LA RESPONSABILIDAD DE CIRCULACIÓN

A fuerza de oírla y vivirla, todos conocemos la historia, aunque no nos cuenten detalles concretos sobre ella. Son tantas las veces que  hemos oído silbar las balas sobre nuestras cabezas, que ya nos parece casi normal que nos disparen desde cualquier esquina. Nuevamente le ha tocado a Circulación, a tres compañeros nuestros. Sin comerlo ni beberlo, se les ha imputado por homicidio imprudente, como consecuencia de un arrollamiento. Ni que decir tiene que han acabado delante de un juez.
 
El asunto se resume en lo siguiente: en una vía doble, se conceden unos trabajos al amparo de la interrupción de la circulación en una sola de las vías. Una maquinaria de dimensiones excesivas para trabajar en un espacio tan reducido acaba invadiendo la vía no bloqueada... y el resto ya nos lo podemos imaginar.
 
¿Alguien ha citado a declarar, siquiera como testigos, a quienes planificaron una obra donde tenía que trabajar una maquinaria técnicamente inadecuada?
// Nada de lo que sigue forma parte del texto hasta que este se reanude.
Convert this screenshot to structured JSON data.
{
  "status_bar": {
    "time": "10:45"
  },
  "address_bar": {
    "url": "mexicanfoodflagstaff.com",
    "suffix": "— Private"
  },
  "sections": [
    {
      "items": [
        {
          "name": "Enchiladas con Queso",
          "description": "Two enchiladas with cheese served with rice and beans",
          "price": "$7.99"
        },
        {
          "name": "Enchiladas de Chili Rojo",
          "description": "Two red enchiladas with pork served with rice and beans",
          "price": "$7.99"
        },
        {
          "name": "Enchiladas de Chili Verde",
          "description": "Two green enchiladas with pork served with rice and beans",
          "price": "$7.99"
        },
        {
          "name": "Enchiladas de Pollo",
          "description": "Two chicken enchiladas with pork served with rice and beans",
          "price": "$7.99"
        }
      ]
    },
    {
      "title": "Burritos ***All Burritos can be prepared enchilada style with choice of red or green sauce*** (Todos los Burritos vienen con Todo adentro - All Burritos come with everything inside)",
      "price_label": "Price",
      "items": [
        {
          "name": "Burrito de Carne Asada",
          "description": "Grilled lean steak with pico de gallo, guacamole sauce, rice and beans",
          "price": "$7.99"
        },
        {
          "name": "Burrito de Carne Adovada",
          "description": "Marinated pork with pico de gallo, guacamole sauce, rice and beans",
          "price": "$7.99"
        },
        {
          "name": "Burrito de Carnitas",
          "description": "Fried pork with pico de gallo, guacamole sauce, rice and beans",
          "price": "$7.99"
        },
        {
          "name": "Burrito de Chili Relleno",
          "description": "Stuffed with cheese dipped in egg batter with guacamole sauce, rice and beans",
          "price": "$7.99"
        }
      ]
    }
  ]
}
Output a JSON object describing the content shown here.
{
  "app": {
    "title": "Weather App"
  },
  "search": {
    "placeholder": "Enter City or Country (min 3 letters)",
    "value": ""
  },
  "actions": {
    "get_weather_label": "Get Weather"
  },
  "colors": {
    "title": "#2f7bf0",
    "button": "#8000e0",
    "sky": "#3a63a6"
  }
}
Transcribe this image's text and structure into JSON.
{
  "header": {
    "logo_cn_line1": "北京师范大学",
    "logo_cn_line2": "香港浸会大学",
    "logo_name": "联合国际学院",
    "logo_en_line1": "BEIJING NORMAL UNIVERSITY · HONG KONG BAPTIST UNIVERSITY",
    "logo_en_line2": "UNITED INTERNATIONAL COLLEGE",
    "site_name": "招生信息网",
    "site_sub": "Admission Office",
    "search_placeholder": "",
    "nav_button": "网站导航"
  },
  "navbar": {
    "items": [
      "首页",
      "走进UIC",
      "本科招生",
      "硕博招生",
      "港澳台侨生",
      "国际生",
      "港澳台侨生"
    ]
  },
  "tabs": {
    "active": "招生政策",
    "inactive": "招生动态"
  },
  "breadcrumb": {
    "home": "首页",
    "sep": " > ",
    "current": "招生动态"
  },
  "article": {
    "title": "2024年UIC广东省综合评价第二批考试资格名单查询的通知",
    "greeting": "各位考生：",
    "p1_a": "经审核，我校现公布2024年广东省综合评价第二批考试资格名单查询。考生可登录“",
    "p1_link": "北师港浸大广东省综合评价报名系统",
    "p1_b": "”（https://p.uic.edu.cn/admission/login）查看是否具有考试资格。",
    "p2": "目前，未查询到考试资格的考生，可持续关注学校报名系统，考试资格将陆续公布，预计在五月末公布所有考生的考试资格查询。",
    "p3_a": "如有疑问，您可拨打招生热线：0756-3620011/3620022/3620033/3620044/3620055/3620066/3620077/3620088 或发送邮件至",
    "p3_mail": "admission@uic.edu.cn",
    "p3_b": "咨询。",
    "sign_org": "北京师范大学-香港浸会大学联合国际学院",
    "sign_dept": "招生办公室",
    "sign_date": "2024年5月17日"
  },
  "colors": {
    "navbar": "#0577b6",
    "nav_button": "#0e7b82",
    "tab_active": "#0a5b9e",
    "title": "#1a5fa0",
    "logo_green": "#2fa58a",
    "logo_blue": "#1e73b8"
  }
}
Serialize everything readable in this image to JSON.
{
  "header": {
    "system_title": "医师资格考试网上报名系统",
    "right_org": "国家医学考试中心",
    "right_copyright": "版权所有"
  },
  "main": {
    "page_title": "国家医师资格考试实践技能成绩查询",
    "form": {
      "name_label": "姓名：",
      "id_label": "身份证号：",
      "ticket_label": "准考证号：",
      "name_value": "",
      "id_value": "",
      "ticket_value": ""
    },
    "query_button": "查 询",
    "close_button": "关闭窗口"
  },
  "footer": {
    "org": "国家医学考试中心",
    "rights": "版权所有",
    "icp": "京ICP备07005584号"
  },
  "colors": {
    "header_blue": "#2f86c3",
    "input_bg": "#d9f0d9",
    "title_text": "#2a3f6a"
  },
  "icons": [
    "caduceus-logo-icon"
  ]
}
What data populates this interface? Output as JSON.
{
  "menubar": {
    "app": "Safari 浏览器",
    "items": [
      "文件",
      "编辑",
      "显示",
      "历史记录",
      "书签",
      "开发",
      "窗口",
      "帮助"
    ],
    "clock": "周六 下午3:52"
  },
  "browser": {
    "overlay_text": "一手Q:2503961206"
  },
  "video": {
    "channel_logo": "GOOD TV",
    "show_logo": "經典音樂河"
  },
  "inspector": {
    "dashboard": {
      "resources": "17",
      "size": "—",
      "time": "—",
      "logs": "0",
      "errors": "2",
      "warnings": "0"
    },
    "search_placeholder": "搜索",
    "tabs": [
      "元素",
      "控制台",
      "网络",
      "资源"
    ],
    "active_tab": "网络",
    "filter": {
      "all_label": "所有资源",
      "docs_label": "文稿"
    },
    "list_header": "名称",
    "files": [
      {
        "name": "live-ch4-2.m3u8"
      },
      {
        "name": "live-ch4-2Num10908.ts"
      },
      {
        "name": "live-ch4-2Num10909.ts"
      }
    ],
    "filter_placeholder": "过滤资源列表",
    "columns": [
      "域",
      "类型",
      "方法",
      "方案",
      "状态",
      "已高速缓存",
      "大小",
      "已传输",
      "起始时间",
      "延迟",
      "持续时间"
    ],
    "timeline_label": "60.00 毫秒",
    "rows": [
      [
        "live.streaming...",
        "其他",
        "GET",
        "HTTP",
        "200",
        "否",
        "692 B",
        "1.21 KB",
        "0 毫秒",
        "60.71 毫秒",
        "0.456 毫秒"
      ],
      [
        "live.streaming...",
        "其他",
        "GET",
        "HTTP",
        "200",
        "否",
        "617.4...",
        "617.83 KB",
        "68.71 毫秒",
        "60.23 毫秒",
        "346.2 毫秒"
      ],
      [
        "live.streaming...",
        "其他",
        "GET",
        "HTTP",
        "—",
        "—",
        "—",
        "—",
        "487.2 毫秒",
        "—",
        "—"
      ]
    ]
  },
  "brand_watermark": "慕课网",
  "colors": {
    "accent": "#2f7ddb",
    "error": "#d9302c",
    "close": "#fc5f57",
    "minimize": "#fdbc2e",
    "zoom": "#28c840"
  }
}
No, porque para comerse el marrón ya existe personal específico: el de Circulación. El mismo personal al que se obliga a pasar controles de alcoholemia y drogadicción cada vez que, por ejemplo, un maquinista se come una señal de parada. O, como en un caso reciente, cuando el maquinista de un tren de Cercanías se estampa contra una topera causando varios heridos. Aunque parece que, en este caso concreto, el agente de Circulación tampoco estuvo a la altura de las circunstancias. De lo contrario, hubiera saltado a la vía, interponiéndose en la trayectoria del tren y parando el golpe con el pecho. Pero, en lugar de eso, se limitó a comunicarlo inmediatamente al P.M. No es de extrañar que luego le pidieran explicaciones...
 
Pero volviendo al tema principal, ¿alguien cree que se ha citado a declarar, siquiera como testigo, a cualquiera de los responsables de una reglamentación que incluye o permite la existencia de procedimientos tan calculadamente ambiguos y potencialmente peligrosos como son el Régimen de liberación por tiempo o el cada vez más socorrido Aviso nº 19? La respuesta sigue siendo negativa, y por los mismos motivos que en el párrafo anterior.
 
Como de costumbre, cuando sucede alguna desgracia y el asunto llega a manos de un juez, nuestra inefable Empresa se afana en echar balones fuera, para que las salpicaduras no lleguen demasiado arriba en el escalafón. Lo importante, según esa óptica, no es hacer las cosas bien desde el principio, sino poder culpar a un infeliz cuando no funcionan. Sale más barato. Al menos para el que nunca tiene que declarar ante su señoría.
 
Mientras tanto, nosotros seguiremos rogando para que el concejal de urbanismo de nuestro Hay-untamiento (que seguramente es cuñado de un alto cargo en cierta empresa pública) nunca conceda los permisos necesarios para construir una piscina (también pública) junto a la estación de ferrocarril. Porque si alguien se ahoga en ella (en la piscina), podemos dar por seguro que no faltará quien nos acuse de haber descuidado nuestra obligación como socorristas acuáticos. Que es muy cómodo y muy elástico eso de decir que nosotros somos ferroviarios y sólo nos ocupamos de los trenes.
 
De todas formas, no hay motivo de alarma: con la experiencia acumulada durante años, estamos adquiriendo tal soltura cuando se trata de declarar ante un juez, que no debiera preocuparnos si la próxima clasificación de categorías (impuesta vía reforma laboral) triplica nuestras ya infinitas responsabilidades. Podemos con eso y con lo que nos echen. Además, en la cárcel no se hacen noches.